Il est intéressant de noté que, lorsqu’en 2004, Martine Azam écrit « Être public, ce n’est pas seulement être physiquement présent, c’est être présent à l’œuvre. (…) Plus personne n’est à l’abri de l’art », cela vient confirmer une approche que défend le TMNlab : renforcée par le numérique, la désintermédiation de l’accès à la culture, qui se fait en dehors des institutions culturelles comme sur Internet, est profonde et interroge la fonction des institutions culturelles, leur rapport à leur territoire et aux publics, présents et en ligne.

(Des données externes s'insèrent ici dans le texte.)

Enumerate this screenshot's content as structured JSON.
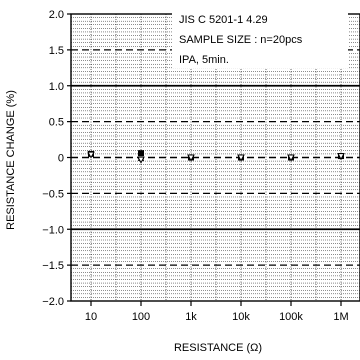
{
  "chart_data": {
    "type": "scatter",
    "title": "",
    "xlabel": "RESISTANCE (Ω)",
    "ylabel": "RESISTANCE  CHANGE (%)",
    "x_scale": "log",
    "x_categories": [
      "10",
      "100",
      "1k",
      "10k",
      "100k",
      "1M"
    ],
    "x": [
      10,
      100,
      1000,
      10000,
      100000,
      1000000
    ],
    "y_ticks": [
      "2.0",
      "1.5",
      "1.0",
      "0.5",
      "0",
      "−0.5",
      "−1.0",
      "−1.5",
      "−2.0"
    ],
    "ylim": [
      -2.0,
      2.0
    ],
    "series": [
      {
        "name": "",
        "marker": "square",
        "values": [
          0.05,
          0.06,
          0.0,
          0.0,
          0.0,
          0.02
        ],
        "err_high": [
          0.06,
          0.07,
          0.01,
          0.01,
          0.01,
          0.03
        ],
        "err_low": [
          0.04,
          0.05,
          -0.01,
          -0.01,
          -0.01,
          0.01
        ]
      },
      {
        "name": "",
        "marker": "triangle-down",
        "values": [
          0.04,
          -0.03,
          0.0,
          0.0,
          0.0,
          0.02
        ],
        "err_high": [
          0.05,
          -0.02,
          0.01,
          0.01,
          0.01,
          0.03
        ],
        "err_low": [
          0.03,
          -0.04,
          -0.01,
          -0.01,
          -0.01,
          0.01
        ]
      }
    ],
    "dashed_limits": [
      1.5,
      0.5,
      -0.5,
      -1.5
    ],
    "solid_limits": [
      1.0,
      -1.0
    ],
    "annotation": [
      "JIS C 5201-1 4.29",
      "SAMPLE SIZE : n=20pcs",
      "IPA, 5min."
    ],
    "grid": true
  }
}
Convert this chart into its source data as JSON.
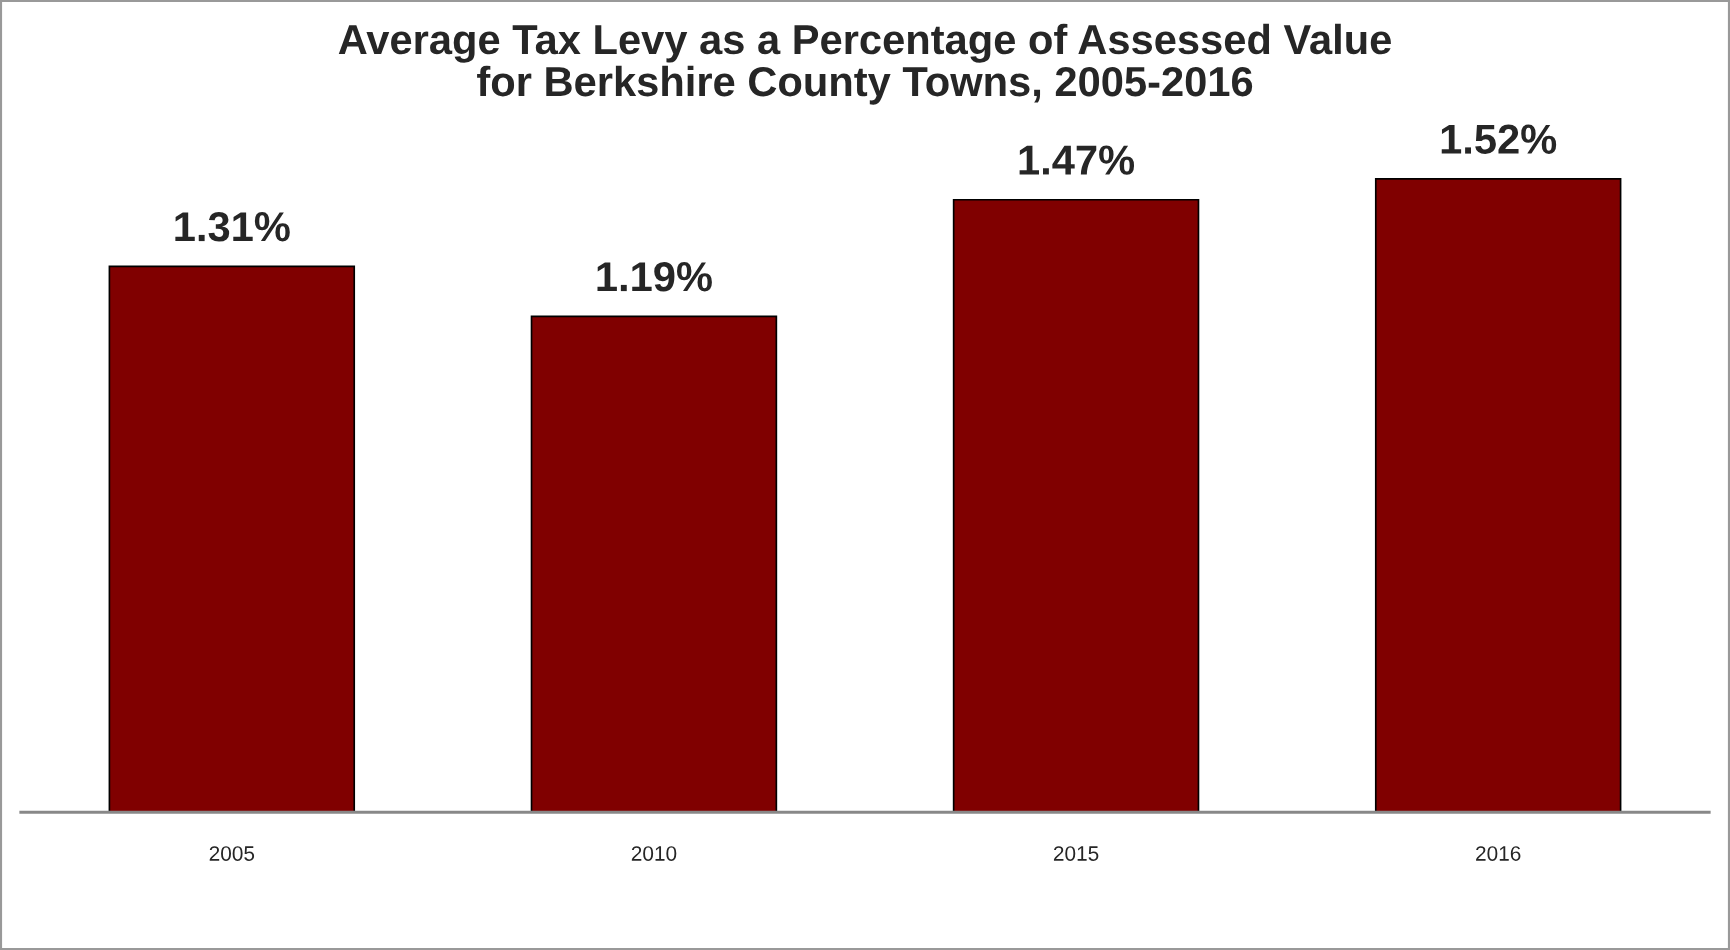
{
  "chart_data": {
    "type": "bar",
    "title": "Average Tax Levy as a Percentage of Assessed Value\nfor Berkshire County Towns, 2005-2016",
    "categories": [
      "2005",
      "2010",
      "2015",
      "2016"
    ],
    "values": [
      1.31,
      1.19,
      1.47,
      1.52
    ],
    "value_labels": [
      "1.31%",
      "1.19%",
      "1.47%",
      "1.52%"
    ],
    "color": "#800000",
    "tick_labels": "x",
    "grid": false,
    "legend": false
  }
}
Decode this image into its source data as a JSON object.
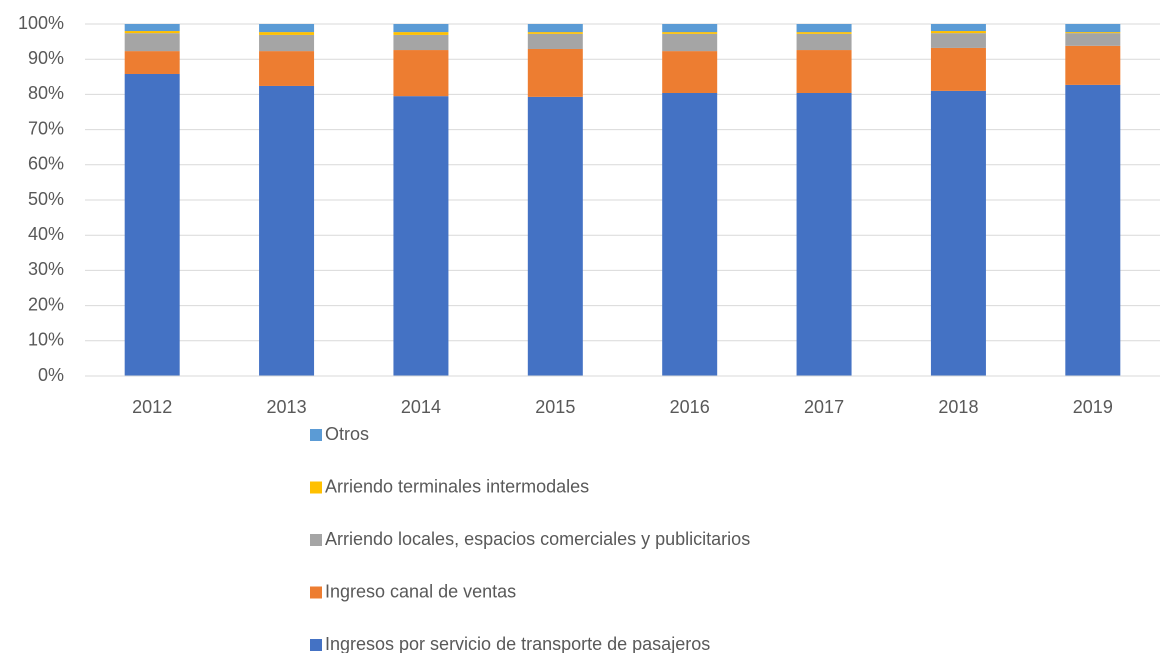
{
  "chart_data": {
    "type": "stacked_bar_100",
    "categories": [
      "2012",
      "2013",
      "2014",
      "2015",
      "2016",
      "2017",
      "2018",
      "2019"
    ],
    "series": [
      {
        "name": "Ingresos por servicio de transporte de pasajeros",
        "color": "#4472c4",
        "values": [
          85.8,
          82.4,
          79.5,
          79.3,
          80.4,
          80.4,
          81.0,
          82.7
        ]
      },
      {
        "name": "Ingreso canal de ventas",
        "color": "#ed7d31",
        "values": [
          6.5,
          9.9,
          13.1,
          13.6,
          11.9,
          12.2,
          12.2,
          11.1
        ]
      },
      {
        "name": "Arriendo locales, espacios comerciales y publicitarios",
        "color": "#a5a5a5",
        "values": [
          5.1,
          4.6,
          4.3,
          4.3,
          4.9,
          4.6,
          4.2,
          3.6
        ]
      },
      {
        "name": "Arriendo terminales intermodales",
        "color": "#ffc000",
        "values": [
          0.6,
          0.8,
          0.8,
          0.5,
          0.5,
          0.5,
          0.6,
          0.3
        ]
      },
      {
        "name": "Otros",
        "color": "#5b9bd5",
        "values": [
          2.0,
          2.3,
          2.3,
          2.3,
          2.3,
          2.3,
          2.0,
          2.3
        ]
      }
    ],
    "ylim": [
      0,
      100
    ],
    "yticks": [
      {
        "value": 0,
        "label": "0%"
      },
      {
        "value": 10,
        "label": "10%"
      },
      {
        "value": 20,
        "label": "20%"
      },
      {
        "value": 30,
        "label": "30%"
      },
      {
        "value": 40,
        "label": "40%"
      },
      {
        "value": 50,
        "label": "50%"
      },
      {
        "value": 60,
        "label": "60%"
      },
      {
        "value": 70,
        "label": "70%"
      },
      {
        "value": 80,
        "label": "80%"
      },
      {
        "value": 90,
        "label": "90%"
      },
      {
        "value": 100,
        "label": "100%"
      }
    ],
    "grid": true,
    "legend": "bottom"
  }
}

Cindy Lebat s’intéresse aux travaux de Brigitte Chapelain (« La participation est une composante essentielle des nouvelles modalités collectives »), Nathalie Gerber et Pauline Thévenot (« Les usages d’Internet fondés sur les pratiques contributives ont brouillé la division entre producteurs et consommateurs de contenu ») et publie en annexe une interview d’Olivier Thévenin (« L’éclectisme et l’hybridation croissants des univers culturels qui dépendent aussi de l’identité des individus et des rapports diversifiés à la culture, aux médias et aux industries de contenus ») dont nous partageons un extrait éclairant :
Plus récemment, la recherche académique sur les publics de la culture centre également ses problématiques non seulement à partir de la sociologie de la domination et de la reproduction, mais également avec des théories dispositionnalistes des individus, du travail créateur, des attachements et de l’acteur réseau. Un autre changement profond se dessine aussi avec l’étude des traces numériques (je pense notamment aux travaux de Dominique Boullier et de Dominique Cardon). Il s’agit là d’une transformation qui bouleverse les protocoles d’enquêtes et la production de connaissances à partir des données du numérique qui ne sont plus principalement celles des instituts et des chercheurs, mais aussi celles des grands groupes de l’économie du numérique qui utilisent des algorithmes pour constituer des corrélations prédictives à des fins mercantiles. Dominique Cardon montre très bien en quoi « les écosystèmes numériques déplacent le centre de gravité des sociétés vers les individus connectés et vers les acteurs qui contrôlent les plateformes assurant la mise en réseaux ». Ces changements nourrissent ainsi de nouveaux questionnements sur le devenir de la place de la culture dans nos sociétés et donc incidemment sur les formes de sociabilité – notamment numérique – et les logiques d’individuation dans un régime d’abondance culturelle. »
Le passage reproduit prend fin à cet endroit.